Sur ce front aigu, le débat sur la réforme de la Constitution tranche la société politique. Faut-il, comme le suggèrent certains cadres de la majorité, “adapter” l’équilibre institutionnel, ouvrir un référendum, revoir les verrous présidentiels ? Ou, comme le martèlent Moïse Katumbi, Mukwege, Kabila ou la société civile, s’interdire de toucher à la Loi suprême — dernier rempart, imparfait mais essentiel, contre le retour aux dérives du passé ? L’unanimité se brise : majorité et opposition campent sur des lignes irréconciliables. Pour les uns, le renouvellement du contrat social doit se faire dans l’urgence d’une crise multiforme ; pour les autres, il ne doit être envisagé que dans la paix retrouvée et la concertation large, sous peine d’accélérer l’effritement national. Les exemples du continent sont éloquents : partout où les Constitutions furent manipulées à l’ombre d’une instabilité, le socle démocratique a reculé, la confiance s’est effondrée, et les peuples ont payé le prix de l’improvisation et de la démagogie.

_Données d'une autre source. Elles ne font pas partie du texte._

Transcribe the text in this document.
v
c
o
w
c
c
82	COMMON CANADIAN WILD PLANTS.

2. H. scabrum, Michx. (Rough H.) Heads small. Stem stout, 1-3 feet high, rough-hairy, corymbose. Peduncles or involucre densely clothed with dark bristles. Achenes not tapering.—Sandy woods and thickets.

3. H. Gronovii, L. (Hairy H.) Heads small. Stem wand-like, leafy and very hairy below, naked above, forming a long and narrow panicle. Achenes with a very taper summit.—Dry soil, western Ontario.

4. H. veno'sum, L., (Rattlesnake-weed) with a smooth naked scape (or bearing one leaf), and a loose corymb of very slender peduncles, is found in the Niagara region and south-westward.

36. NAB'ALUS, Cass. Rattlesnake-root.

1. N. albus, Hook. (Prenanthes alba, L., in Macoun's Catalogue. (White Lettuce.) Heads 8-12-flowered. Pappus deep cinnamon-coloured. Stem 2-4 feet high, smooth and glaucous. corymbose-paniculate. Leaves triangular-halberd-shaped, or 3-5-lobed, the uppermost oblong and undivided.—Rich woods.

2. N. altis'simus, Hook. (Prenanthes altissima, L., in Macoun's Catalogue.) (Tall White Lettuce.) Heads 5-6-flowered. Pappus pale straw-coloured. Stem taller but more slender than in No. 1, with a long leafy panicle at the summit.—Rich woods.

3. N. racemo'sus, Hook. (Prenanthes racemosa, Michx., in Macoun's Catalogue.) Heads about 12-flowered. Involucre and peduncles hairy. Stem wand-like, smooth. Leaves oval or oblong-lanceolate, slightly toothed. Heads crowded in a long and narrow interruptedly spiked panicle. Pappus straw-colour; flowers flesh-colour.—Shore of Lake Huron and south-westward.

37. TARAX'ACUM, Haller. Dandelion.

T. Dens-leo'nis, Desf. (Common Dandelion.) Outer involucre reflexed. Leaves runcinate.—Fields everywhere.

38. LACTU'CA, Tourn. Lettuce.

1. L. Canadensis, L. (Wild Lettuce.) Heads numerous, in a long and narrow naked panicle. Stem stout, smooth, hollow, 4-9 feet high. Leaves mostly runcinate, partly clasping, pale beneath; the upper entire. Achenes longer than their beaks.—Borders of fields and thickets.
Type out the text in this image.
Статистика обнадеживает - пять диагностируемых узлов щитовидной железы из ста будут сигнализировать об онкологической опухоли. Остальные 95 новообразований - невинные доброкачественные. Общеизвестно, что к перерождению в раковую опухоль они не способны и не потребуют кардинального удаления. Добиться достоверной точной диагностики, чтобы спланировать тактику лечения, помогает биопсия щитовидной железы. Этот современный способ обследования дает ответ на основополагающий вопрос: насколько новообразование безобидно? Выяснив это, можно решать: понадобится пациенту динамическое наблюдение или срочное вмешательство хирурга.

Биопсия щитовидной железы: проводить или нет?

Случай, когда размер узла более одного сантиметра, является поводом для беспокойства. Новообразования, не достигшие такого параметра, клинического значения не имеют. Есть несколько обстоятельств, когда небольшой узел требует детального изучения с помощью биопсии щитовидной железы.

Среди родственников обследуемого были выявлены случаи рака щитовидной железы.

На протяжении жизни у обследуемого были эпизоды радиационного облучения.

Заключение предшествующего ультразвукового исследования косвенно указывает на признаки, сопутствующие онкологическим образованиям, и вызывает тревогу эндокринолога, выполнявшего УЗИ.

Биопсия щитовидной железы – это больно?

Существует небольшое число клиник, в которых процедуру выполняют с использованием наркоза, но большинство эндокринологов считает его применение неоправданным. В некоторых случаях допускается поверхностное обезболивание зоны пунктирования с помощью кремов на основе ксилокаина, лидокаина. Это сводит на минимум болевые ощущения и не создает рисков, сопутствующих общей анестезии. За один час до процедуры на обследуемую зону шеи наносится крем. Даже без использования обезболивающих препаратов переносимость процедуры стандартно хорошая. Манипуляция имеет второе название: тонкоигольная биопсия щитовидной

Ce débat s’accompagne d’un cortège d’avertissements : instrumentalisation de la guerre (“business de la crise” pour certains), tentation de verrouiller ou d’affaiblir les contre-pouvoirs, glissements électoraux à craindre (feuille de route à l’arrêt, Sankuru sans élections). Le pacte social évoqué par la CENCO, la clameur d’un besoin d’unité face à l’embrasement, sont autant de signaux qu’il est temps de repenser l’essence même de la gouvernance : protéger d’abord le socle national, poser des bases stables avant de toucher aux règles les plus sensibles de la vie de la Cité. L’urgence, ce n’est pas de refaçonner la Constitution sous la pression — c’est de garantir l’État de droit, restaurer la sécurité, reconstruire la confiance.
La République démocratique du Congo se trouve à la croisée d’un choix fondamental. Gouverner en crise, ce n’est pas improviser des réponses de circonstance ; c’est refuser que l’état d’exception devienne la règle, ou que les droits collectifs cèdent devant la tentation du pouvoir. Rappelons-nous : chaque révision précipitée, sans consensus ni stabilité, porte le risque du chaos durable. Nous lançons un appel grave mais résolu à la classe politique, à la société civile et à la jeunesse : défendons l’essentiel ! Réformez lorsque la paix le permet, jamais sous la contrainte de la peur ou du calendrier personnel. La boussole, c’est la République – et elle ne doit plus trembler.